De Vries, Jan. "The limits of globalization in the early modern world". The Economic History Review, Vol.63, No.3 (2010): 710-733.
- The author distinguishes between the interconnection of population and markets through intermediaries as described by Drs. Flynn and Giráldez, which he terms 'soft globalization', and the measurable economic results of this meeting as described by Drs. Williamson and O'Rourke, which he terms 'hard globalization' (711, 713-714).
- Some scholars of early globalization had experienced a split about how to account for the divergent success of Europe during the early modern period, mainly divided on the role of Asia in this transformation. The California School, on the other hand, argues against the question, holding that European standards of living did not exceed does in East Asia until the end of the 1700s, meaning no explanation is required (713).

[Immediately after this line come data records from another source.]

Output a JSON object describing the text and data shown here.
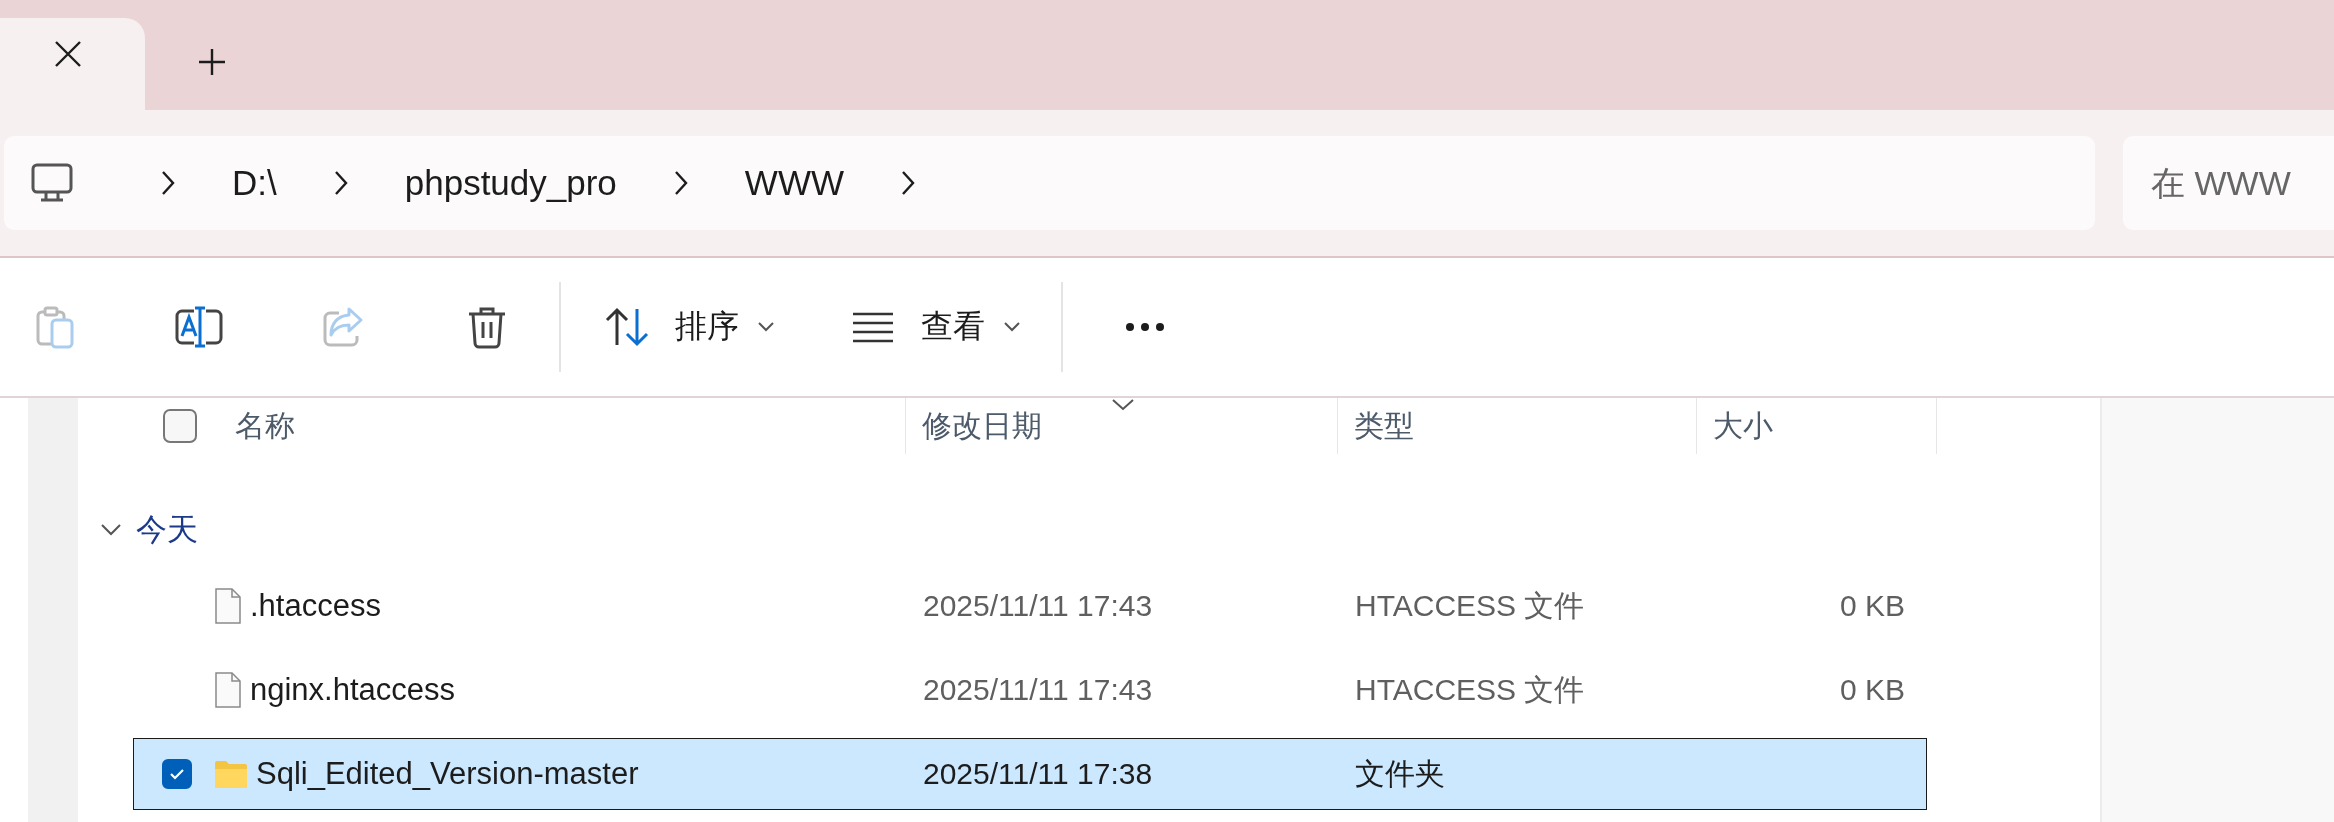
{
  "breadcrumb": [
    "D:\\",
    "phpstudy_pro",
    "WWW"
  ],
  "search": {
    "placeholder": "在 WWW"
  },
  "toolbar": {
    "actions": [
      {
        "kind": "paste",
        "disabled": true
      },
      {
        "kind": "rename",
        "disabled": false
      },
      {
        "kind": "share",
        "disabled": true
      },
      {
        "kind": "delete",
        "disabled": false
      }
    ],
    "menus": [
      {
        "kind": "sort",
        "label": "排序"
      },
      {
        "kind": "view",
        "label": "查看"
      }
    ]
  },
  "table": {
    "select_all": {
      "checked": false
    },
    "columns": [
      {
        "label": "名称",
        "sorted": false
      },
      {
        "label": "修改日期",
        "sorted": true
      },
      {
        "label": "类型",
        "sorted": false
      },
      {
        "label": "大小",
        "sorted": false
      }
    ],
    "groups": [
      {
        "label": "今天",
        "expanded": true,
        "rows": [
          {
            "kind": "file",
            "name": ".htaccess",
            "modified": "2025/11/11 17:43",
            "type": "HTACCESS 文件",
            "size": "0 KB",
            "selected": false
          },
          {
            "kind": "file",
            "name": "nginx.htaccess",
            "modified": "2025/11/11 17:43",
            "type": "HTACCESS 文件",
            "size": "0 KB",
            "selected": false
          },
          {
            "kind": "folder",
            "name": "Sqli_Edited_Version-master",
            "modified": "2025/11/11 17:38",
            "type": "文件夹",
            "selected": true
          }
        ]
      }
    ]
  }
}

- The author claims that no 'real' trade between Europe, the Americas, and Africa existed, since its form was always exploitative and colonial. As such, the author restricts his analysis to the volume of 'real' trade between Europe and Asia (715). The size of this trade expanded at around 1% per annum, with an expansion of 25 fold over the period between 1400 and 1700 (718).
- Compared to trade between Europe and the Americas, Asian trade seems almost stagnant. Trade with the Americas grew by around 5% annually and sugar imports alone accounted for 4 times the tonnage of all Asian goods in Europe in 1770s. Based on this information, the author rejects the idea of a 'boom' in European-Asian trade (718-719).
- The trade between Europe and Asia was not evenly distributed on either side. Asian goods were monopolized by the European elites as luxury items, whereas European goods and silver changed locations throughout this period, distributed unequally between India, Indonesia, and China (718).
- There is substantial evidence to suggest that increased presence of European traders in Asia resulted in the convergence of prices of Asian goods in Europe. Over time, these imports began substantially less profitable as competitors emerged in Europe and the Americas (719-722).
- With the exception of the Portuguese in the early 1500s, no European state or stock company has ever enjoyed a monopoly on the trade in Asian goods. All later companies competed with other European ventures for control over supplies to European markets and with Asian companies for control of valuable spices and luxury goods (724-725).
- The claims that European joint stock companies were highly profitable, or that their mercantilist policies kept Asian goods as a luxury of the elite, are false outside of very short periods of new market exploration. The prices of Asian goods gradually declined and by the 1700s even Western European poor could enjoy tea (725).
- The costs of Asian goods did remain high, and their distribution restricted to elites, in Central and Eastern Europe for many more years, as only a small number of goods from Atlantic trade ports even made it to Eastern European markets (725).
- Technological stagnation consistently bit into the profits of European trading companies, with their margins declining over time. The margin of profit from selling Asian goods consistently declined as competition increased, whereas the transport costs remained stable over centuries (726).
- European companies saw their decline in profits from competition during the 1600s and implemented two strategies to recoup losses. First, some companies, especially the Netherlandish, conducted an intra-Asian trade between India, Indonesia, and China, sending profits rather than luxury goods back to Europe (726). The second method was replacing trade revenue with taxation by conquering parts of Asia (727).
- The trends of lower profit margins for Asian goods, a result of competition from other supplies in the Americas or Europe, and consistently high transaction costs, caused by limits of naval technology and large bureaucracies, pushed European companies to increasingly adopt the taxation method of revenue, leading to the eventually creation of colonial systems in Asia (731).
- The greatest impact which trade with Asia likely had upon European markets was the transformation of European consumer goods to include Asian products. The high costs of transport led European countries to create alternative sources of these goods in Europe and the Americas, fundamentally changing global markets (729).
- Trade with Europe could only have had a regional or local impact on Asian markets. The volumes of goods purchased by Europeans and the amount of silver given to Asians — even the Chinese — from European trade was too small to make major differences in Asian economies (730).